The execution is not finished because of one's own will
This element is divided into three aspects, including the existence of a physical barrier, the potential for a physical barrier, or the presence of a barrier in the form of specific factors. However, if the perpetrator voluntarily withdraws or takes actions of remorse, they will not be penalized for poging.
In addition to the description of the elements above, there is also a division of attempts in criminal law into two, namely capable attempts and incapable attempts. A capable attempt is any type of attempt as described above. According to Simons, a capable attempt is an act that uses a tool that can endanger a person or an object.
In addition, Van Hattum argues that a capable attempt is when there is an adequate causal relationship between the attempted act and the consequences prohibited by law. On the other hand, in line with the impression theory, Prof. Moeljatno argues that a capable attempt is when the act is close to the completion of the intended crime.
Another type is an incapable attempt, which is an attempt that has been carried out by the perpetrator, but the intended crime is not completed or the prohibited consequence does not occur. An incapable attempt is divided into two, including the inability of the object and the inability of the tool.
Regarding the inability of the object, for example, A kills B who has died or a mother who tries to abort a pregnancy that has turned out to be dead before. According to Memorie van Toelichting, an incapable attempt due to the inability of the object is impossible because an attempt requires a tool.

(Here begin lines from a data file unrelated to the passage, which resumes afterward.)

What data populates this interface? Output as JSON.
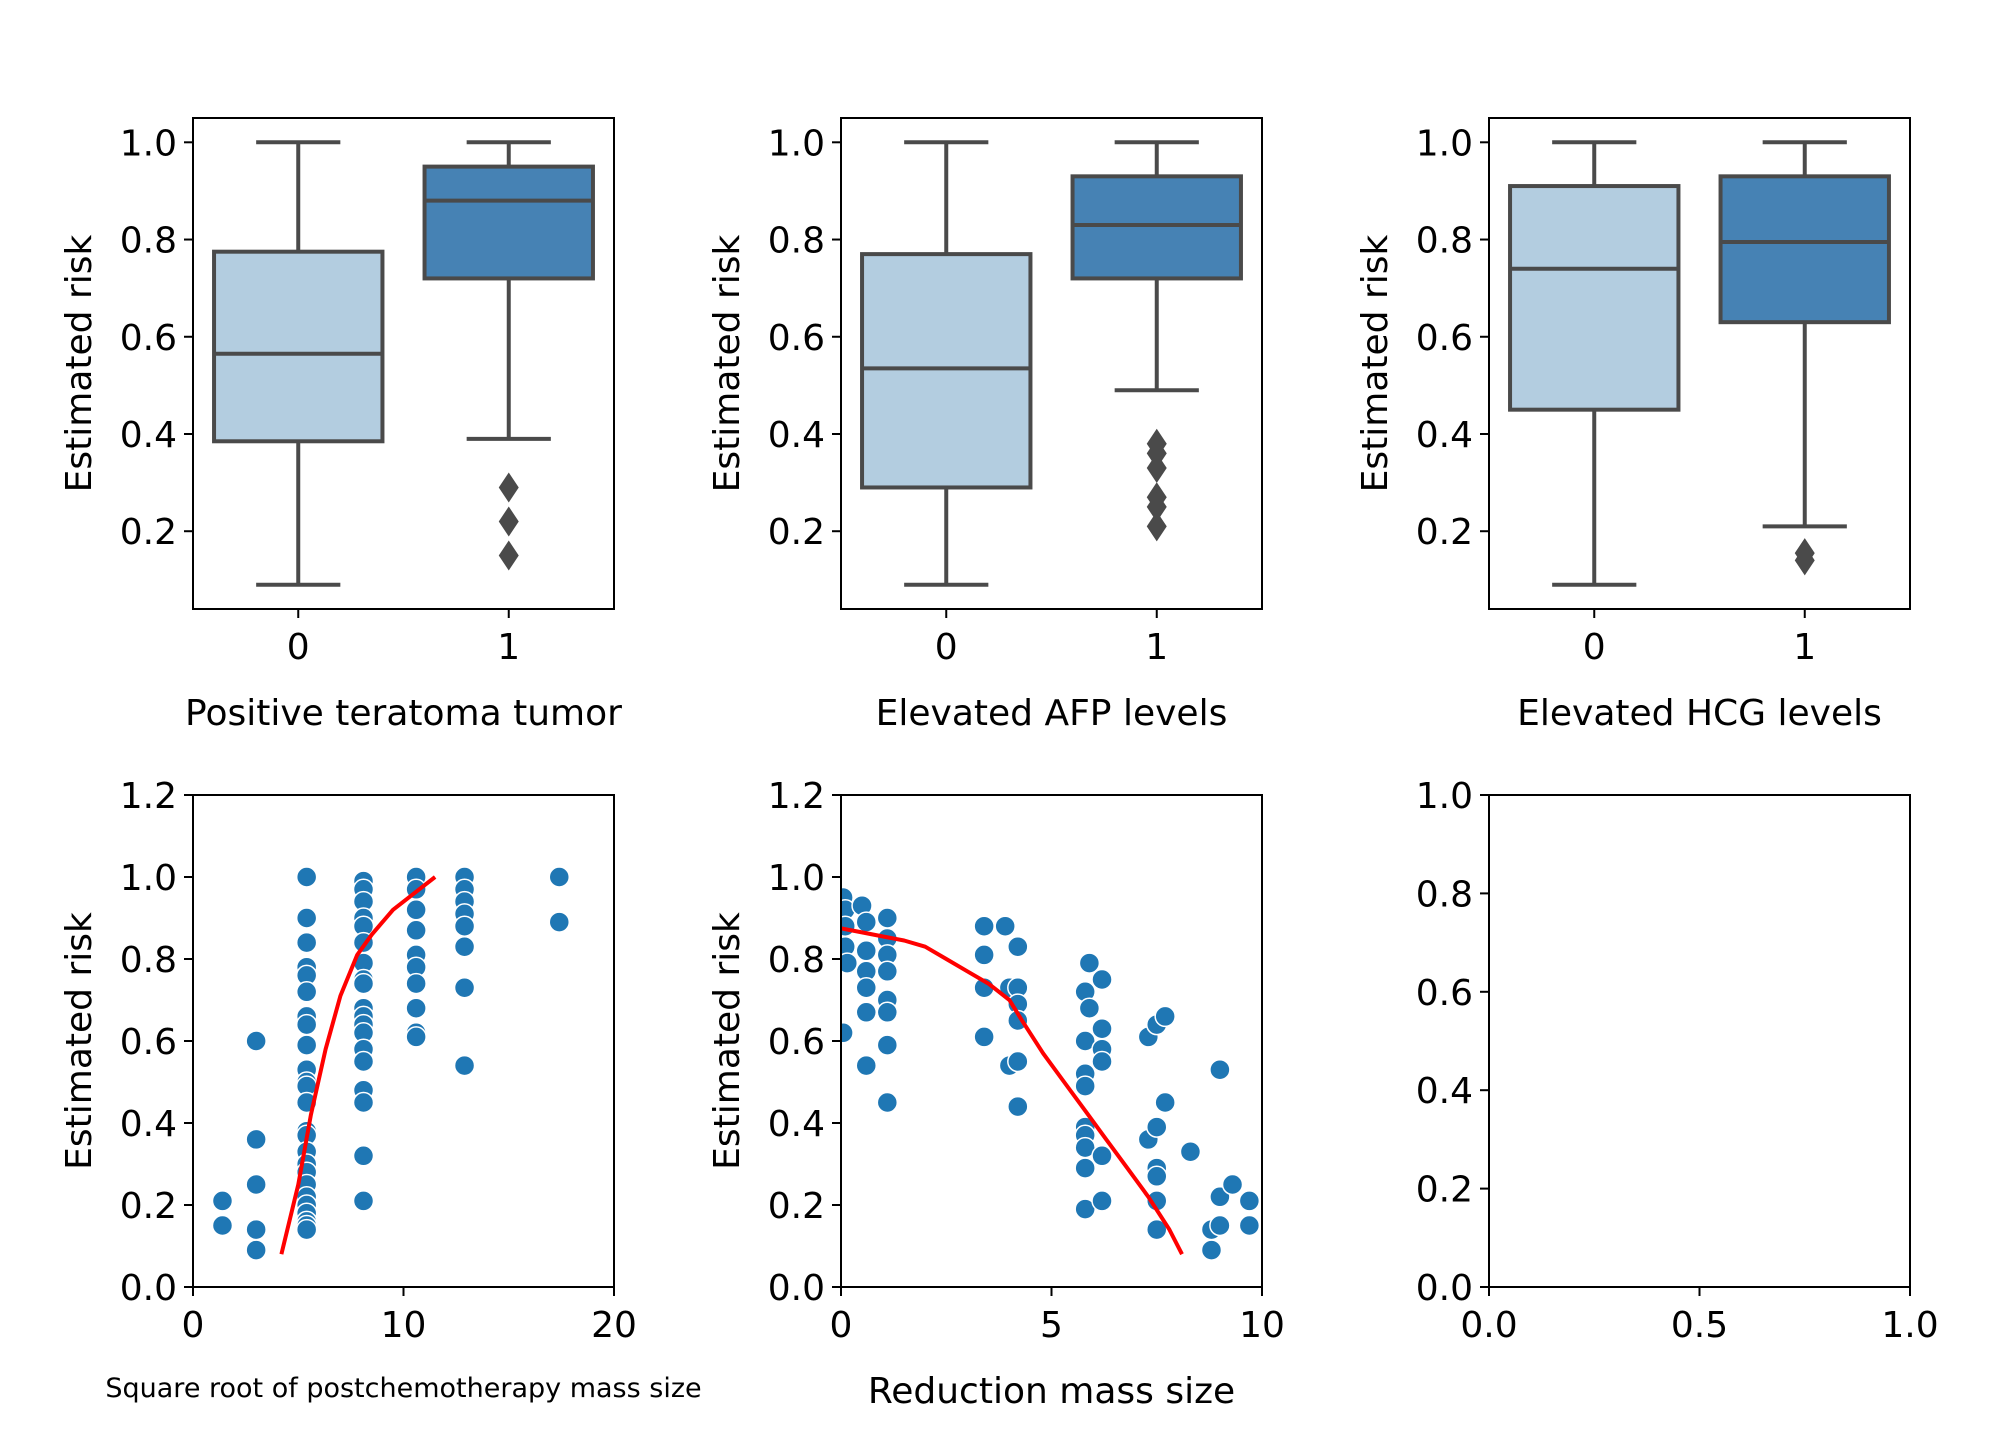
{
  "colors": {
    "box_light": "#b3cde0",
    "box_dark": "#4682b4",
    "box_edge": "#4a4a4a",
    "scatter": "#1f77b4",
    "trend": "#ff0000"
  },
  "chart_data": [
    {
      "type": "box",
      "xlabel": "Positive teratoma tumor",
      "ylabel": "Estimated risk",
      "categories": [
        "0",
        "1"
      ],
      "ylim": [
        0.04,
        1.05
      ],
      "yticks": [
        0.2,
        0.4,
        0.6,
        0.8,
        1.0
      ],
      "ytick_labels": [
        "0.2",
        "0.4",
        "0.6",
        "0.8",
        "1.0"
      ],
      "boxes": [
        {
          "category": "0",
          "whisker_low": 0.09,
          "q1": 0.385,
          "median": 0.565,
          "q3": 0.775,
          "whisker_high": 1.0,
          "outliers": []
        },
        {
          "category": "1",
          "whisker_low": 0.39,
          "q1": 0.72,
          "median": 0.88,
          "q3": 0.95,
          "whisker_high": 1.0,
          "outliers": [
            0.29,
            0.22,
            0.15
          ]
        }
      ]
    },
    {
      "type": "box",
      "xlabel": "Elevated AFP levels",
      "ylabel": "Estimated risk",
      "categories": [
        "0",
        "1"
      ],
      "ylim": [
        0.04,
        1.05
      ],
      "yticks": [
        0.2,
        0.4,
        0.6,
        0.8,
        1.0
      ],
      "ytick_labels": [
        "0.2",
        "0.4",
        "0.6",
        "0.8",
        "1.0"
      ],
      "boxes": [
        {
          "category": "0",
          "whisker_low": 0.09,
          "q1": 0.29,
          "median": 0.535,
          "q3": 0.77,
          "whisker_high": 1.0,
          "outliers": []
        },
        {
          "category": "1",
          "whisker_low": 0.49,
          "q1": 0.72,
          "median": 0.83,
          "q3": 0.93,
          "whisker_high": 1.0,
          "outliers": [
            0.38,
            0.36,
            0.33,
            0.27,
            0.25,
            0.21
          ]
        }
      ]
    },
    {
      "type": "box",
      "xlabel": "Elevated HCG levels",
      "ylabel": "Estimated risk",
      "categories": [
        "0",
        "1"
      ],
      "ylim": [
        0.04,
        1.05
      ],
      "yticks": [
        0.2,
        0.4,
        0.6,
        0.8,
        1.0
      ],
      "ytick_labels": [
        "0.2",
        "0.4",
        "0.6",
        "0.8",
        "1.0"
      ],
      "boxes": [
        {
          "category": "0",
          "whisker_low": 0.09,
          "q1": 0.45,
          "median": 0.74,
          "q3": 0.91,
          "whisker_high": 1.0,
          "outliers": []
        },
        {
          "category": "1",
          "whisker_low": 0.21,
          "q1": 0.63,
          "median": 0.795,
          "q3": 0.93,
          "whisker_high": 1.0,
          "outliers": [
            0.155,
            0.14
          ]
        }
      ]
    },
    {
      "type": "scatter",
      "xlabel": "Square root of postchemotherapy mass size",
      "ylabel": "Estimated risk",
      "xlim": [
        0,
        20
      ],
      "ylim": [
        0.0,
        1.2
      ],
      "xticks": [
        0,
        10,
        20
      ],
      "xtick_labels": [
        "0",
        "10",
        "20"
      ],
      "yticks": [
        0.0,
        0.2,
        0.4,
        0.6,
        0.8,
        1.0,
        1.2
      ],
      "ytick_labels": [
        "0.0",
        "0.2",
        "0.4",
        "0.6",
        "0.8",
        "1.0",
        "1.2"
      ],
      "points": [
        [
          1.4,
          0.21
        ],
        [
          1.4,
          0.15
        ],
        [
          3.0,
          0.6
        ],
        [
          3.0,
          0.36
        ],
        [
          3.0,
          0.25
        ],
        [
          3.0,
          0.14
        ],
        [
          3.0,
          0.09
        ],
        [
          5.4,
          1.0
        ],
        [
          5.4,
          0.9
        ],
        [
          5.4,
          0.84
        ],
        [
          5.4,
          0.78
        ],
        [
          5.4,
          0.76
        ],
        [
          5.4,
          0.72
        ],
        [
          5.4,
          0.66
        ],
        [
          5.4,
          0.64
        ],
        [
          5.4,
          0.59
        ],
        [
          5.4,
          0.53
        ],
        [
          5.4,
          0.5
        ],
        [
          5.4,
          0.49
        ],
        [
          5.4,
          0.45
        ],
        [
          5.4,
          0.38
        ],
        [
          5.4,
          0.37
        ],
        [
          5.4,
          0.33
        ],
        [
          5.4,
          0.3
        ],
        [
          5.4,
          0.28
        ],
        [
          5.4,
          0.25
        ],
        [
          5.4,
          0.22
        ],
        [
          5.4,
          0.2
        ],
        [
          5.4,
          0.18
        ],
        [
          5.4,
          0.16
        ],
        [
          5.4,
          0.15
        ],
        [
          5.4,
          0.14
        ],
        [
          8.1,
          0.99
        ],
        [
          8.1,
          0.97
        ],
        [
          8.1,
          0.94
        ],
        [
          8.1,
          0.9
        ],
        [
          8.1,
          0.88
        ],
        [
          8.1,
          0.84
        ],
        [
          8.1,
          0.79
        ],
        [
          8.1,
          0.75
        ],
        [
          8.1,
          0.74
        ],
        [
          8.1,
          0.68
        ],
        [
          8.1,
          0.66
        ],
        [
          8.1,
          0.64
        ],
        [
          8.1,
          0.62
        ],
        [
          8.1,
          0.58
        ],
        [
          8.1,
          0.55
        ],
        [
          8.1,
          0.48
        ],
        [
          8.1,
          0.45
        ],
        [
          8.1,
          0.32
        ],
        [
          8.1,
          0.21
        ],
        [
          10.6,
          1.0
        ],
        [
          10.6,
          0.97
        ],
        [
          10.6,
          0.92
        ],
        [
          10.6,
          0.87
        ],
        [
          10.6,
          0.81
        ],
        [
          10.6,
          0.78
        ],
        [
          10.6,
          0.74
        ],
        [
          10.6,
          0.68
        ],
        [
          10.6,
          0.62
        ],
        [
          10.6,
          0.61
        ],
        [
          12.9,
          1.0
        ],
        [
          12.9,
          0.97
        ],
        [
          12.9,
          0.94
        ],
        [
          12.9,
          0.91
        ],
        [
          12.9,
          0.88
        ],
        [
          12.9,
          0.83
        ],
        [
          12.9,
          0.73
        ],
        [
          12.9,
          0.54
        ],
        [
          17.4,
          1.0
        ],
        [
          17.4,
          0.89
        ]
      ],
      "trend": [
        [
          4.2,
          0.08
        ],
        [
          5.0,
          0.25
        ],
        [
          5.6,
          0.42
        ],
        [
          6.3,
          0.58
        ],
        [
          7.0,
          0.71
        ],
        [
          7.8,
          0.81
        ],
        [
          8.5,
          0.86
        ],
        [
          9.5,
          0.92
        ],
        [
          10.5,
          0.96
        ],
        [
          11.5,
          1.0
        ]
      ]
    },
    {
      "type": "scatter",
      "xlabel": "Reduction mass size",
      "ylabel": "Estimated risk",
      "xlim": [
        0,
        10
      ],
      "ylim": [
        0.0,
        1.2
      ],
      "xticks": [
        0,
        5,
        10
      ],
      "xtick_labels": [
        "0",
        "5",
        "10"
      ],
      "yticks": [
        0.0,
        0.2,
        0.4,
        0.6,
        0.8,
        1.0,
        1.2
      ],
      "ytick_labels": [
        "0.0",
        "0.2",
        "0.4",
        "0.6",
        "0.8",
        "1.0",
        "1.2"
      ],
      "points": [
        [
          0.05,
          0.95
        ],
        [
          0.1,
          0.92
        ],
        [
          0.1,
          0.88
        ],
        [
          0.1,
          0.83
        ],
        [
          0.05,
          0.62
        ],
        [
          0.15,
          0.79
        ],
        [
          0.5,
          0.93
        ],
        [
          0.6,
          0.89
        ],
        [
          0.6,
          0.82
        ],
        [
          0.6,
          0.77
        ],
        [
          0.6,
          0.73
        ],
        [
          0.6,
          0.67
        ],
        [
          0.6,
          0.54
        ],
        [
          1.1,
          0.9
        ],
        [
          1.1,
          0.85
        ],
        [
          1.1,
          0.81
        ],
        [
          1.1,
          0.77
        ],
        [
          1.1,
          0.7
        ],
        [
          1.1,
          0.67
        ],
        [
          1.1,
          0.59
        ],
        [
          1.1,
          0.45
        ],
        [
          3.4,
          0.88
        ],
        [
          3.4,
          0.81
        ],
        [
          3.4,
          0.73
        ],
        [
          3.4,
          0.61
        ],
        [
          3.9,
          0.88
        ],
        [
          4.0,
          0.73
        ],
        [
          4.0,
          0.54
        ],
        [
          4.2,
          0.83
        ],
        [
          4.2,
          0.73
        ],
        [
          4.2,
          0.69
        ],
        [
          4.2,
          0.65
        ],
        [
          4.2,
          0.55
        ],
        [
          4.2,
          0.44
        ],
        [
          5.9,
          0.79
        ],
        [
          5.8,
          0.72
        ],
        [
          5.9,
          0.68
        ],
        [
          5.8,
          0.6
        ],
        [
          5.8,
          0.52
        ],
        [
          5.8,
          0.49
        ],
        [
          5.8,
          0.39
        ],
        [
          5.8,
          0.37
        ],
        [
          5.8,
          0.34
        ],
        [
          5.8,
          0.29
        ],
        [
          5.8,
          0.19
        ],
        [
          6.2,
          0.75
        ],
        [
          6.2,
          0.63
        ],
        [
          6.2,
          0.58
        ],
        [
          6.2,
          0.55
        ],
        [
          6.2,
          0.32
        ],
        [
          6.2,
          0.21
        ],
        [
          7.3,
          0.61
        ],
        [
          7.5,
          0.64
        ],
        [
          7.7,
          0.66
        ],
        [
          7.3,
          0.36
        ],
        [
          7.5,
          0.39
        ],
        [
          7.5,
          0.29
        ],
        [
          7.5,
          0.27
        ],
        [
          7.5,
          0.21
        ],
        [
          7.5,
          0.14
        ],
        [
          7.7,
          0.45
        ],
        [
          8.3,
          0.33
        ],
        [
          8.8,
          0.09
        ],
        [
          8.8,
          0.14
        ],
        [
          9.0,
          0.15
        ],
        [
          9.0,
          0.22
        ],
        [
          9.0,
          0.53
        ],
        [
          9.3,
          0.25
        ],
        [
          9.7,
          0.21
        ],
        [
          9.7,
          0.15
        ]
      ],
      "trend": [
        [
          0.0,
          0.875
        ],
        [
          0.5,
          0.865
        ],
        [
          1.0,
          0.855
        ],
        [
          1.5,
          0.845
        ],
        [
          2.0,
          0.83
        ],
        [
          2.5,
          0.8
        ],
        [
          3.0,
          0.77
        ],
        [
          3.5,
          0.74
        ],
        [
          4.0,
          0.7
        ],
        [
          4.3,
          0.65
        ],
        [
          4.8,
          0.57
        ],
        [
          5.3,
          0.5
        ],
        [
          5.8,
          0.43
        ],
        [
          6.3,
          0.36
        ],
        [
          6.8,
          0.29
        ],
        [
          7.3,
          0.22
        ],
        [
          7.8,
          0.14
        ],
        [
          8.1,
          0.08
        ]
      ]
    },
    {
      "type": "scatter",
      "xlabel": "",
      "ylabel": "",
      "xlim": [
        0.0,
        1.0
      ],
      "ylim": [
        0.0,
        1.0
      ],
      "xticks": [
        0.0,
        0.5,
        1.0
      ],
      "xtick_labels": [
        "0.0",
        "0.5",
        "1.0"
      ],
      "yticks": [
        0.0,
        0.2,
        0.4,
        0.6,
        0.8,
        1.0
      ],
      "ytick_labels": [
        "0.0",
        "0.2",
        "0.4",
        "0.6",
        "0.8",
        "1.0"
      ],
      "points": [],
      "trend": []
    }
  ]
}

On the other hand, the inability of the tool can be exemplified as A's attempt to poison B with a liquid that is thought to be poison, but it turns out to be ordinary sugar water. By Memorie van Toelichting, the inability of the tool is further divided into two, namely absolute inability and relative inability.
Regarding absolute inability, it is the use of sugar water as described previously, while relative inability is that through the tool, no consequences arise because there is something specific when the act is carried out. For example, A wants to kill B using soda water with a high sugar content because A thinks B has diabetes, but it turns out not to be the case.
Regarding relative inability, Memorie van Toelichting again divides it into two aspects, namely viewed from the specific circumstances of the tool or the specific circumstances of the person being targeted. For specific circumstances of the tool, it is seen as a separate type or its concrete circumstances. For example, sugar can be a deadly tool for certain people.
However, for the specific circumstances of the person being targeted, it is viewed abstractly for the average person or viewed from their concrete circumstances. For example, a person with diabetes can be killed with sugar.